The Fear of Genuine Contribution
There’s a subtle terror in this, I think. If we truly valued completion over performance, what would become of all the roles built around facilitating, coordinating, and managing the performance? What would happen to the elaborate choreographies of project plans and status updates if the only thing that genuinely mattered was the final product? It’s a terrifying prospect for many, because it would demand a radical shift in how we perceive and reward value. It would strip away the layers of comforting busywork and expose the raw, sometimes uncomfortable, reality of true contribution.
Activity
Completion
I once worked for a manager who, for all his flaws, had a peculiar genius. He’d walk into a room, look at the project board, and simply ask, “What got done today that wasn’t here yesterday?” Not, “What did you discuss? What did you plan? What did you collaborate on?” Just: “What got done?” It was a brutally simple question, and it cut through all the performance, all the theater, all the pretense. It forced you to confront the reality of output. And often, embarrassingly, the answer was very little. The problem, as I’ve come to understand over the past 15 years, is that we’ve lost the habit of asking that question, or we’ve dressed it up in so many layers of process and reporting that its original meaning is lost.

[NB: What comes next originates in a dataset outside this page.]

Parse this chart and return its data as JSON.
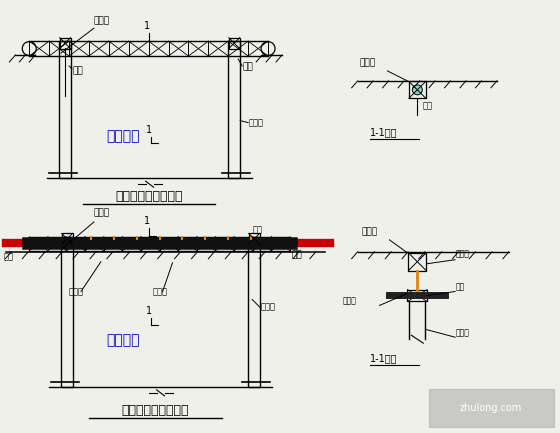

Reclaiming Our Professional Soul
This isn’t just about work; it’s about regaining our professional soul.
Perhaps the most damaging aspect of productivity theater is the internal cost. The constant state of being ‘on call,’ of needing to project an image of relentless activity, is draining. It leaves us exhausted, but with a peculiar, hollow exhaustion – the kind that comes from running on a treadmill, expending immense energy without actually going anywhere. We burnout from the performance, not from the profound satisfaction of having built something meaningful. We confuse the adrenaline of a deadline with the quiet pride of a task well-executed. This isn’t sustainable. It gnaws at our sense of purpose, turning what should be fulfilling into a Sisyphean task of endless, visible effort. We need to remember that the work itself, the act of creation or problem-solving, is the point. The rest is just stage dressing. And sometimes, the most revolutionary act is to simply close 5 of those 17 tabs, ignore the next ‘optional’ meeting invite, and quietly, unapologetically, do the work.
What if the most impactful thing you could do today was to simply disappear from view for 45 minutes and produce something tangible?
This is the path to escaping the most expensive show on Earth. It requires courage, a willingness to contradict the unspoken rules, and a steadfast belief in the power of genuine output.